ObsCore 1.1, Erratum 3: Drop obs_id non-NULL requirement
Author: Markus Demleitner
Date last changed: 2022-04-12
Date accepted: (not accepted yet)
Rationale
In Version 1.1, Obscore requires the obs_id column to be non-NULL. This column is used in one technique for publishing observational results yielding multiple artefacts, where each artefact has a separate obscore row, which are then grouped by sharing a single obs_id ("multi-row observation"). For services that use datalink for such data or only have single-artefact data in the first place, obs_id plays no role and is therefore often neglected (e.g., there is no index on the column, and it may contain meaningless data invented for the sole purpose of satisfying the non-NULL requirement).
This becomes a problem as validators ascertain that the non-NULL requirement is in fact satisfied. In the absence of an index, the database has to inspect, and hence load from disk, the
entire table (at least in a row-store) in a 1.1-correct obscore table, as it will not find a row with a NULL obs_id. For a large obscore table, this can take minutes, which slows down validation (or leads to false negatives due to timeouts) and puts significant load on the database servers.
To remedy this situation, the operators of such services could of course add indexes to their obs_id columns. At least where obscore is implemented as a view, however, this is not necessarily simple. It was hence tried to find a case where the non-NULL requirement on obs_id actually provides an operational benefit (see
DAL list in March 2022).
Since this did not yield a convincing case, this Erratum drops the non-NULL requirement on obs_id.
Erratum Content
(1) In Table 4, replace the table row
ivoa.ObsCore obs_id |
adql:VARCHAR |
|
not null |
with
ivoa.ObsCore obs_id |
adql:VARCHAR |
|
|
(2) In the sub-chapter to section 4.1 (erroneously called "1.1.1"), replace
Progenitors and their derived data products must have the same obs_id.
with
Progenitors and their derived data products must have the same obs_id if their obs_id is non-NULL.

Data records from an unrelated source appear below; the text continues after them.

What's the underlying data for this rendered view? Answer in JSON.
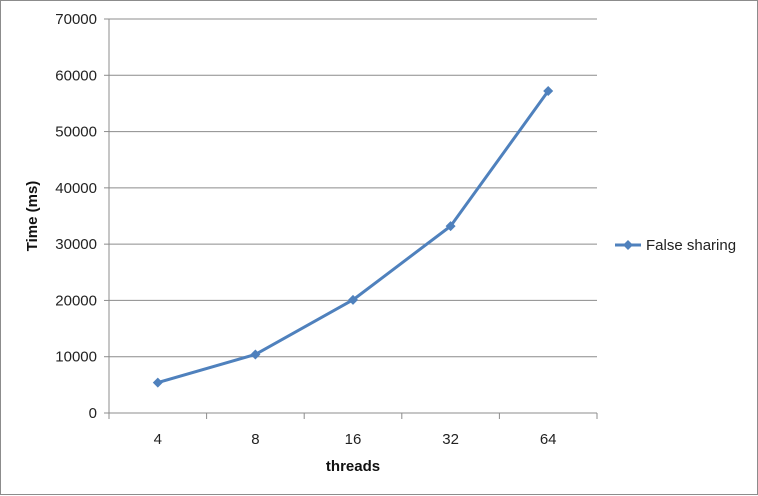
{
  "chart_data": {
    "type": "line",
    "title": "",
    "categories": [
      "4",
      "8",
      "16",
      "32",
      "64"
    ],
    "series": [
      {
        "name": "False sharing",
        "values": [
          5400,
          10400,
          20100,
          33200,
          57200
        ],
        "color": "#4f81bd"
      }
    ],
    "xlabel": "threads",
    "ylabel": "Time (ms)",
    "ylim": [
      0,
      70000
    ],
    "yticks": [
      0,
      10000,
      20000,
      30000,
      40000,
      50000,
      60000,
      70000
    ],
    "grid": true,
    "legend_position": "right"
  }
}
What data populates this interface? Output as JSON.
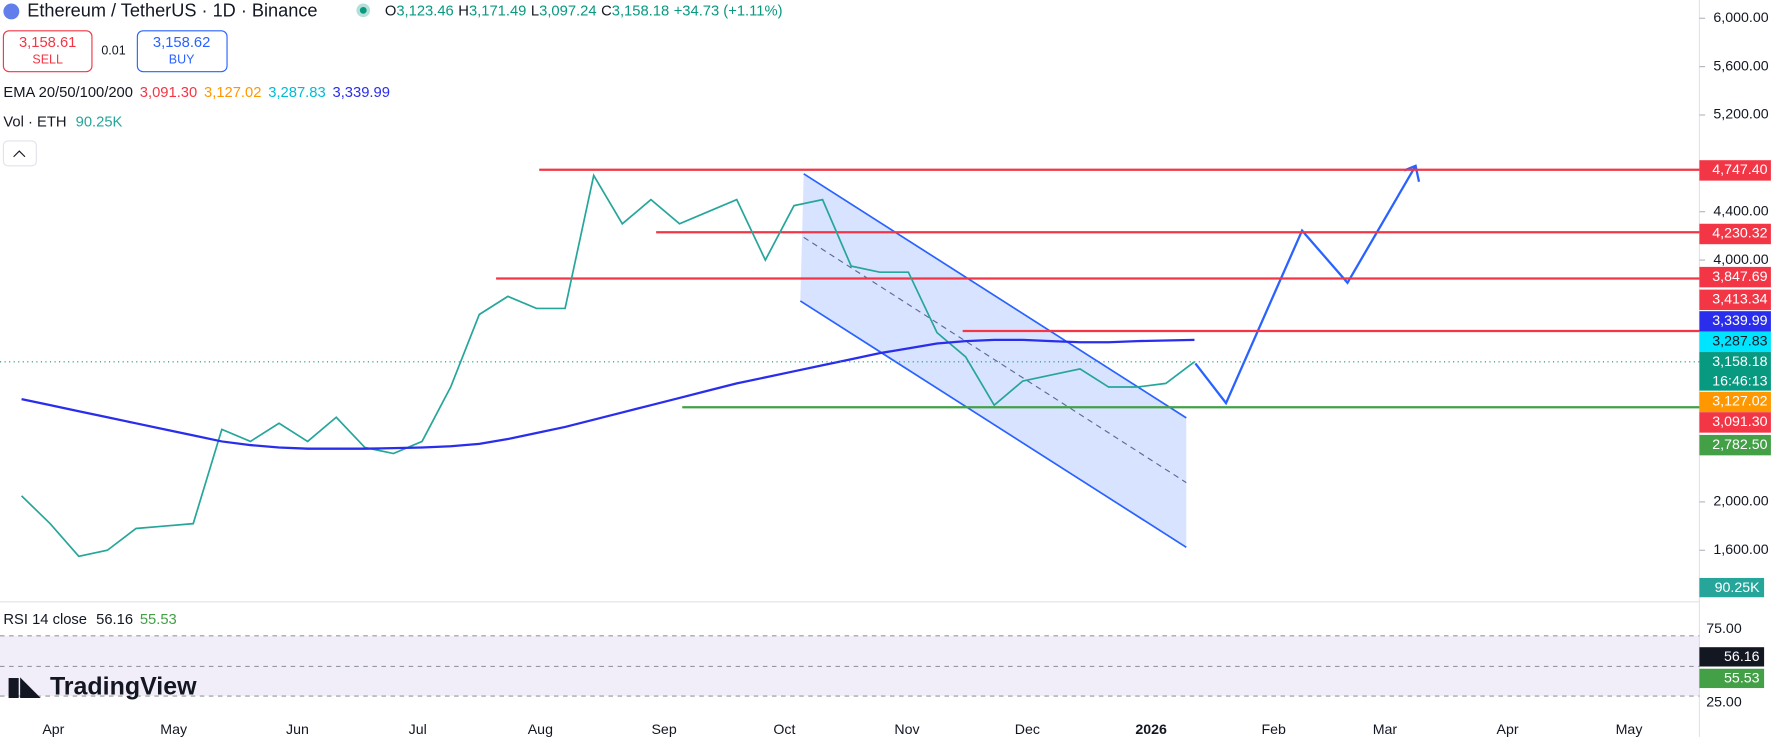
{
  "header": {
    "symbol": "Ethereum / TetherUS · 1D · Binance",
    "open_label": "O",
    "open": "3,123.46",
    "high_label": "H",
    "high": "3,171.49",
    "low_label": "L",
    "low": "3,097.24",
    "close_label": "C",
    "close": "3,158.18",
    "change": "+34.73 (+1.11%)"
  },
  "trade": {
    "sell_price": "3,158.61",
    "sell": "SELL",
    "spread": "0.01",
    "buy_price": "3,158.62",
    "buy": "BUY"
  },
  "ema_legend": {
    "label": "EMA 20/50/100/200",
    "values": [
      "3,091.30",
      "3,127.02",
      "3,287.83",
      "3,339.99"
    ]
  },
  "vol_legend": {
    "label": "Vol · ETH",
    "value": "90.25K"
  },
  "chart_data": {
    "type": "line",
    "series": [
      {
        "color": "#26a69a",
        "values": [
          2050,
          1820,
          1550,
          1600,
          1780,
          1800,
          1820,
          2600,
          2500,
          2650,
          2500,
          2700,
          2450,
          2400,
          2500,
          2950,
          3550,
          3700,
          3600,
          3600,
          4700,
          4300,
          4500,
          4300,
          4400,
          4500,
          4000,
          4450,
          4500,
          3950,
          3900,
          3900,
          3400,
          3200,
          2800,
          3000,
          3050,
          3100,
          2950,
          2950,
          2980,
          3158.18
        ]
      },
      {
        "color": "#2a2eec",
        "values": [
          2850,
          2800,
          2750,
          2700,
          2650,
          2600,
          2550,
          2500,
          2470,
          2450,
          2440,
          2440,
          2440,
          2445,
          2450,
          2460,
          2480,
          2520,
          2570,
          2620,
          2680,
          2740,
          2800,
          2860,
          2920,
          2980,
          3030,
          3080,
          3130,
          3180,
          3230,
          3270,
          3310,
          3330,
          3340,
          3340,
          3330,
          3320,
          3320,
          3330,
          3335,
          3339.99
        ]
      }
    ],
    "ylim": [
      1202,
      6150
    ],
    "yticks": [
      {
        "value": 6000,
        "label": "6,000.00"
      },
      {
        "value": 5600,
        "label": "5,600.00"
      },
      {
        "value": 5200,
        "label": "5,200.00"
      },
      {
        "value": 4400,
        "label": "4,400.00"
      },
      {
        "value": 4000,
        "label": "4,000.00"
      },
      {
        "value": 2000,
        "label": "2,000.00"
      },
      {
        "value": 1600,
        "label": "1,600.00"
      }
    ],
    "levels": [
      {
        "value": 4747.4,
        "label": "4,747.40",
        "color": "#f23645"
      },
      {
        "value": 4230.32,
        "label": "4,230.32",
        "color": "#f23645"
      },
      {
        "value": 3847.69,
        "label": "3,847.69",
        "color": "#f23645"
      },
      {
        "value": 3413.34,
        "label": "3,413.34",
        "color": "#f23645"
      },
      {
        "value": 2782.5,
        "label": "2,782.50",
        "color": "#43a047"
      }
    ],
    "price_labels": [
      {
        "value": 3339.99,
        "label": "3,339.99",
        "color": "#2a2eec"
      },
      {
        "value": 3287.83,
        "label": "3,287.83",
        "color": "#00e5ff"
      },
      {
        "value": 3158.18,
        "label": "3,158.18",
        "color": "#089981"
      },
      {
        "value": 3127.02,
        "label": "3,127.02",
        "color": "#ff9800"
      },
      {
        "value": 3091.3,
        "label": "3,091.30",
        "color": "#f23645"
      }
    ],
    "countdown": "16:46:13",
    "months": [
      "Apr",
      "May",
      "Jun",
      "Jul",
      "Aug",
      "Sep",
      "Oct",
      "Nov",
      "Dec",
      "2026",
      "Feb",
      "Mar",
      "Apr",
      "May"
    ]
  },
  "rsi": {
    "label": "RSI 14 close",
    "values": [
      "56.16",
      "55.53"
    ],
    "ticks": [
      "75.00",
      "25.00"
    ]
  },
  "watermark": "TradingView"
}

(3) In Section 4.4, delete the sentence "Values in the obs_id column must not be NULL."
Impact Assessment
Since no use case were identified that would fail when NULL obs_id-s are admitted, we do not expect any practical impact of this change. Service operators that do choose to have NULL obs_ids should consider that queries using obs_id but not aware of this erratum will group all the corresponding rows into a single observation. Given that such queries were not found in software not specifically tailored to a specific archive, that is probably acceptable behaviour.
If this erratum is accepted authors of queries inspecting obs_id are advised to
not group observations with a NULL obs_id; NULL obs_ids always
indicate distinct observations.